At the code snippet level, 40 lines of redundant code may well be easier to read than 2 lines of, say, function composition. And 100 lines of familiar redundancy will feel much easier to work with than a small amount of strange-looking symbolic compactness. But anyone who believes that a million lines of redundant code are easier to work with than ten thousand lines of compact code (I'm making these numbers up) is deeply deluded. This is how software projects end up with hundreds of programmers frozen in concrete. (People think of code as a commodity, as if it comes in sheet rolls that you cut enough of until your project is complete. This is a fundamental mistake.)
The root issue is that the number of programmers content to crank out redunant code is at least an order of magnitude (maybe two) greater than the number who are capable of working effectively with abstraction.
If that's correct, then there's a market opportunity in it.

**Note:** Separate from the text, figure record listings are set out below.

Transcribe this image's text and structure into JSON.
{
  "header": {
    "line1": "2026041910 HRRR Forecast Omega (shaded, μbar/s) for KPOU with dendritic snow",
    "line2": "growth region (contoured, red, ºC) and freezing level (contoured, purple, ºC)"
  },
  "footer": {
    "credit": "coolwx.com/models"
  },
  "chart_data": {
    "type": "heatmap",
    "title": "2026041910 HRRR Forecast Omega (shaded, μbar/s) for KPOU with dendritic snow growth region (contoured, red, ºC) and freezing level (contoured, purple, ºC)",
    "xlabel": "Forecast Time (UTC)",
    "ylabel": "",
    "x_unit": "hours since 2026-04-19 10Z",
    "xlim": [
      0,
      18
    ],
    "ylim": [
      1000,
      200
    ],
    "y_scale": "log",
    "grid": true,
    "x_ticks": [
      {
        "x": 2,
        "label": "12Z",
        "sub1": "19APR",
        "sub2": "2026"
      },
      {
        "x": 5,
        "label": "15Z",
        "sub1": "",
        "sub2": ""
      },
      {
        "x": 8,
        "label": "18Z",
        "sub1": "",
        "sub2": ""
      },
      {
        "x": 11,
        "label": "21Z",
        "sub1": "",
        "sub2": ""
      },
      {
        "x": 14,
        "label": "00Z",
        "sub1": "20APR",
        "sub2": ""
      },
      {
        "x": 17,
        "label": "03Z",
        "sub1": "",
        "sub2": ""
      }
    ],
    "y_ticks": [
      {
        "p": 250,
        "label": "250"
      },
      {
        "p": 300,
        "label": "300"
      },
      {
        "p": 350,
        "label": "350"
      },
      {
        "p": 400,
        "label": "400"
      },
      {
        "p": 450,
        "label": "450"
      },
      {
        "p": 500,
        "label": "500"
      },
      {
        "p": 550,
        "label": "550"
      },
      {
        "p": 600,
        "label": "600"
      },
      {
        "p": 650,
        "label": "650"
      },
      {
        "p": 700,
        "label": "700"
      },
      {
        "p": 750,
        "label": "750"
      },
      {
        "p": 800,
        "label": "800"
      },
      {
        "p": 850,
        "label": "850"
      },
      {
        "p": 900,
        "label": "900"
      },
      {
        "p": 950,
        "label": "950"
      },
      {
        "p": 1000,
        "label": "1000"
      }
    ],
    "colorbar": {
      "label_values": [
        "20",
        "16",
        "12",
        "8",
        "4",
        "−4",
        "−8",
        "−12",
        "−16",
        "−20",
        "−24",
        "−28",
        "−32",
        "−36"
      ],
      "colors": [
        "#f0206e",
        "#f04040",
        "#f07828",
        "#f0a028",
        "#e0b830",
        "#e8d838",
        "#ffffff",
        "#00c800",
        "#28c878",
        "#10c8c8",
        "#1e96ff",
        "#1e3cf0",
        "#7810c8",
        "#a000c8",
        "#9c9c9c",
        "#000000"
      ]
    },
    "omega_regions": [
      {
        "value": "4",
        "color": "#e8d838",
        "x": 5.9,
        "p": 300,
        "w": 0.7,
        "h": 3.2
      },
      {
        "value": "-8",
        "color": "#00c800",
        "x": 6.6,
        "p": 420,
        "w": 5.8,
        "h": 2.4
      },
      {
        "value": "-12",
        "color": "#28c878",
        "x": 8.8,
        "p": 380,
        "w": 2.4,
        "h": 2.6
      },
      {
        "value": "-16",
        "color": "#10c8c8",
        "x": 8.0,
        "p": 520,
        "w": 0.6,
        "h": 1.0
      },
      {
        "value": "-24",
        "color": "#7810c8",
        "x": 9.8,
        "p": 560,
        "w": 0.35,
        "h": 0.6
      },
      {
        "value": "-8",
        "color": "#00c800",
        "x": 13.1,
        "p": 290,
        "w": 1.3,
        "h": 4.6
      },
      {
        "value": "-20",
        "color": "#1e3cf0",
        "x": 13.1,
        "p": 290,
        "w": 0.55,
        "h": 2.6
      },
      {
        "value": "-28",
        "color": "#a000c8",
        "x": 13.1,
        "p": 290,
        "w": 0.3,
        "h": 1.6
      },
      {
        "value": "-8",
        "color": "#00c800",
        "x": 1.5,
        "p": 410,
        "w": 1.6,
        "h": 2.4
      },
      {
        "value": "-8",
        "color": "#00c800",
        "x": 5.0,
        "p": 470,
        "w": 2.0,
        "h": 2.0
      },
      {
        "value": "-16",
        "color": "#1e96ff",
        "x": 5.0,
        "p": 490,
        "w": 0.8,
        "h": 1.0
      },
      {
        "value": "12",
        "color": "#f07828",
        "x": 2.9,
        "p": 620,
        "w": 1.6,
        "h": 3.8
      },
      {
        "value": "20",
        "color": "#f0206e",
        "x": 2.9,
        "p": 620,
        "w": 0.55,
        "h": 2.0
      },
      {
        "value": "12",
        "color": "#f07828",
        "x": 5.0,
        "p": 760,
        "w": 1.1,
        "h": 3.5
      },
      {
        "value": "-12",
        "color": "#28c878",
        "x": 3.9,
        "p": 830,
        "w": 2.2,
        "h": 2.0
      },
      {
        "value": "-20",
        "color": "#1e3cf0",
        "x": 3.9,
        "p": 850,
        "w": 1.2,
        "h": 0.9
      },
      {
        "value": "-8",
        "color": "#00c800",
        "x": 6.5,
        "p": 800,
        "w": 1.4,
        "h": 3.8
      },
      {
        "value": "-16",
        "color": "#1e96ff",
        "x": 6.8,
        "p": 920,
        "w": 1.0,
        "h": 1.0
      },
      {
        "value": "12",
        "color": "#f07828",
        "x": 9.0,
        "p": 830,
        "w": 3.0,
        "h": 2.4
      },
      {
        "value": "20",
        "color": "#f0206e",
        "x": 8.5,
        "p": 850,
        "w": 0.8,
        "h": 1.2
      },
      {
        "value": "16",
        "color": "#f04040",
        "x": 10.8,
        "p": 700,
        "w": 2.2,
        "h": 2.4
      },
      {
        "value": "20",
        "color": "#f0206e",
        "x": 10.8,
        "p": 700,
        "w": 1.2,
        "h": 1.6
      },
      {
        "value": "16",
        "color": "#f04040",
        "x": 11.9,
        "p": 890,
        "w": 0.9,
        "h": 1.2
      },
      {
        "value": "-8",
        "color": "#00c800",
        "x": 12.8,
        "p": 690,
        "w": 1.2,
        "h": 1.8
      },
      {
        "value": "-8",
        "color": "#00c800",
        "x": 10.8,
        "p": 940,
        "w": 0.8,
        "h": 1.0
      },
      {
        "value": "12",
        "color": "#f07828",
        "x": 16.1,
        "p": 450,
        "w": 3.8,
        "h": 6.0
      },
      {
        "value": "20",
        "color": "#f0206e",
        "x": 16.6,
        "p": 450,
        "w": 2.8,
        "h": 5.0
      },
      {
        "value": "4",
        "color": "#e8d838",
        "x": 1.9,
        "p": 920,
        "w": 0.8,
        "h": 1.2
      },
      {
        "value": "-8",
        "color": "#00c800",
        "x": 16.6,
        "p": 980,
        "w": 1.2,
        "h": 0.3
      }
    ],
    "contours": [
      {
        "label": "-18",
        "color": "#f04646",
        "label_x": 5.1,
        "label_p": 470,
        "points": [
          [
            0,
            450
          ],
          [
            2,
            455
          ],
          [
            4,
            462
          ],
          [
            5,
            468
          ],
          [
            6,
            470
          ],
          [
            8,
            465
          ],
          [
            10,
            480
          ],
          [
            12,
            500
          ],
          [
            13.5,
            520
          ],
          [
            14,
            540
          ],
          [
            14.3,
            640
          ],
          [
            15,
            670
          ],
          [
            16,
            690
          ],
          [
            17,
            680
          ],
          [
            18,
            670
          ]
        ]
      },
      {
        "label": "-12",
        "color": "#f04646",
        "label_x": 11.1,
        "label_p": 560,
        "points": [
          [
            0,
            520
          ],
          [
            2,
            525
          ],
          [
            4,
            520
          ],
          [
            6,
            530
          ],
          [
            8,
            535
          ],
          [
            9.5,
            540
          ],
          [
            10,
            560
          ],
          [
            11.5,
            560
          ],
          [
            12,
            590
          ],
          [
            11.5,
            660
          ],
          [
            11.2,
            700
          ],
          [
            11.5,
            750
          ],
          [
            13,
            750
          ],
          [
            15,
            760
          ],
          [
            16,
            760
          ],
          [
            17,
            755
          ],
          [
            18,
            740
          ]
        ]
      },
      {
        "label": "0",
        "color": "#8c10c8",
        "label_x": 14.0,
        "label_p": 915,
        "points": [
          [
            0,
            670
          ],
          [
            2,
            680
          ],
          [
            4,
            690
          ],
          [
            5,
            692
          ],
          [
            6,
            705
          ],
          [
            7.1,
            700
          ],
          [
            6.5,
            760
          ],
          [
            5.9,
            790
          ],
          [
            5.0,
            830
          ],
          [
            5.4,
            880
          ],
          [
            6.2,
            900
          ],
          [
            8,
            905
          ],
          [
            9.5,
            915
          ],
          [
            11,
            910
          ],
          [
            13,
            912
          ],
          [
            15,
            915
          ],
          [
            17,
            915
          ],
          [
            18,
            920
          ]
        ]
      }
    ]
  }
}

A small startup with programmers who do know how to program in more powerful languages (FP or otherwise) ought to be able to achieve very ambitious things compared to large teams working with weaker tools. At some point, the quantitative advantage becomes a qualitative one. Small teams are able to do things that large teams simply can't, and small codebases can be worked with in ways that large codebases simply can't.
This market opportunity is traditionally exploited by creating abstractions for other developers to use: a database; a language; a library; an OS.
The abstraction is sold many times, with each sale enabling the recipient to create more ambitious applications. This SOTSOG leverages those few who are capable of working effectively with abstraction.